Page 1 of 1

Critical-unknown-critical state change notifications flood

Posted: Tue Mar 31, 2020 6:14 am
by gnikolov
Hello,

I have an issue which, I guess, other people have encountered, but I can't seem to find a solution for. The situation is like this: NagiosXI 5.4.13. Traffic going through a lot of unstable tunnels. A lot of SNMP queries timing out(which is expected due to the tunnels' instability). When I have a device with a critical state(for instance service "httpd" is down) a notification for critical comes. After that the connection becomes lousy and I get Unknown notification, after that the connection becomes good again and I get Critical notification.

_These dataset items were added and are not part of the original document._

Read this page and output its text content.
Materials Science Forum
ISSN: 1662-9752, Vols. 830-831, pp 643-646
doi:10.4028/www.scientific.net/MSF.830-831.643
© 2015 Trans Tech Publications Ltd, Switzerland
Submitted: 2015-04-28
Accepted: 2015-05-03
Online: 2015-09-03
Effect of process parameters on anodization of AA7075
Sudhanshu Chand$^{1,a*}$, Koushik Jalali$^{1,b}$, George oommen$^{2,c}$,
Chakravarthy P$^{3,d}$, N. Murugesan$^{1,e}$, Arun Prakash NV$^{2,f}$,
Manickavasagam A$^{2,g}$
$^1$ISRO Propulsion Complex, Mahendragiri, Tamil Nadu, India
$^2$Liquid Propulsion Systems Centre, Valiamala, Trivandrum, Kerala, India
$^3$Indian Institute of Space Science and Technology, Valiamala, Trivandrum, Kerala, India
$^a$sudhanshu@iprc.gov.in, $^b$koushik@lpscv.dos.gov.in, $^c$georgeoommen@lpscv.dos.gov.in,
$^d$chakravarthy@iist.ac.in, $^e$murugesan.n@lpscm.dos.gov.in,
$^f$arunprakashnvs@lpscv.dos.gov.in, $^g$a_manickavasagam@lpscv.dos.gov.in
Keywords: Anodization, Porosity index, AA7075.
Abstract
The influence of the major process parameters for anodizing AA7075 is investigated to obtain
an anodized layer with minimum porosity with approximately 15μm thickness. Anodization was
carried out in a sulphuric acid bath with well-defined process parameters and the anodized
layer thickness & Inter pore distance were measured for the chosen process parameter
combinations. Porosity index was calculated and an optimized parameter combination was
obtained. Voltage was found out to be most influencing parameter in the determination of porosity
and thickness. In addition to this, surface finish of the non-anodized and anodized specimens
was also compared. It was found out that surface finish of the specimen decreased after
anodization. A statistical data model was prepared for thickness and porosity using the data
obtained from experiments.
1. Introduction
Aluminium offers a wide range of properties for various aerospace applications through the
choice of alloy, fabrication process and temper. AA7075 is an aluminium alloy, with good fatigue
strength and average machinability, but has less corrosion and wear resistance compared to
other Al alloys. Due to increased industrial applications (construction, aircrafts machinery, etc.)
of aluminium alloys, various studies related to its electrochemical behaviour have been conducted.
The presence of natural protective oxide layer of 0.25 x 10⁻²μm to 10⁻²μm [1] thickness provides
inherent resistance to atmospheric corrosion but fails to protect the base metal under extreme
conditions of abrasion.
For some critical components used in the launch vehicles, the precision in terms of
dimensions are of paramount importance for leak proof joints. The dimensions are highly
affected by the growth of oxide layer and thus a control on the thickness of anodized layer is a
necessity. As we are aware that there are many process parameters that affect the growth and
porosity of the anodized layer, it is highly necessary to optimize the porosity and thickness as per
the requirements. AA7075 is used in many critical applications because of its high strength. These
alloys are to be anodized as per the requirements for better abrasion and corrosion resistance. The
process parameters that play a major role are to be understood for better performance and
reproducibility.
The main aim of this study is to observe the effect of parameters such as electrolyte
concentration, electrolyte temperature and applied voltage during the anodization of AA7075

I can deal with the Unknown notifications by simply configuring notification settings, but then I just receive critical notifications every time the quality of the tunnels is restored. I cannot use flapping control, because the time interval between tunnel degradation differs between 5 min and 4 hours.
So my question is - does anyone have a suggestion how to stop sending notifications, when jumping from Unknown to Critical(or Warning for that matter)?

Cheers.

Re: Critical-unknown-critical state change notifications flo

Posted: Tue Mar 31, 2020 12:46 pm
by scottwilkerson
I'll leave this open for others to chime in, but the only solution that makes sense to me is resolving the problem that causes the VPN to degrade

Re: Critical-unknown-critical state change notifications flo

Posted: Tue Mar 31, 2020 3:36 pm
by gnikolov
Unfortunately the tunnels are between continents and stability cannot be fixed. This is why I am looking to eliminate, or at least reduce the spam.
Is there a way to make Nagios think that Unknown status is actually OK status regarding notifications(I guess expecting one master "switch-case" where I can set OK and Unknown in the same case is naive, but perhaps by editing a couple of config files this can be done)?

Re: Critical-unknown-critical state change notifications flo

Posted: Tue Mar 31, 2020 4:01 pm
by scottwilkerson
In the nagios.cfg there is this configuration

Code: Select all

service_check_timeout_state=u
If you set it to

Code: Select all

service_check_timeout_state=o
and restart nagios

It will mark ALL checks that timeout as OK

This is the only thing I can think of but it will affect ALL checks

Re: Critical-unknown-critical state change notifications flo

Posted: Wed Apr 08, 2020 5:24 am
by gnikolov
Thanks, not what I was really looking for, but I will see if I can make it work somehow.

Re: Critical-unknown-critical state change notifications flo

Posted: Wed Apr 08, 2020 7:51 am
by scottwilkerson
gnikolov wrote:Thanks, not what I was really looking for, but I will see if I can make it work somehow.
Sounds good!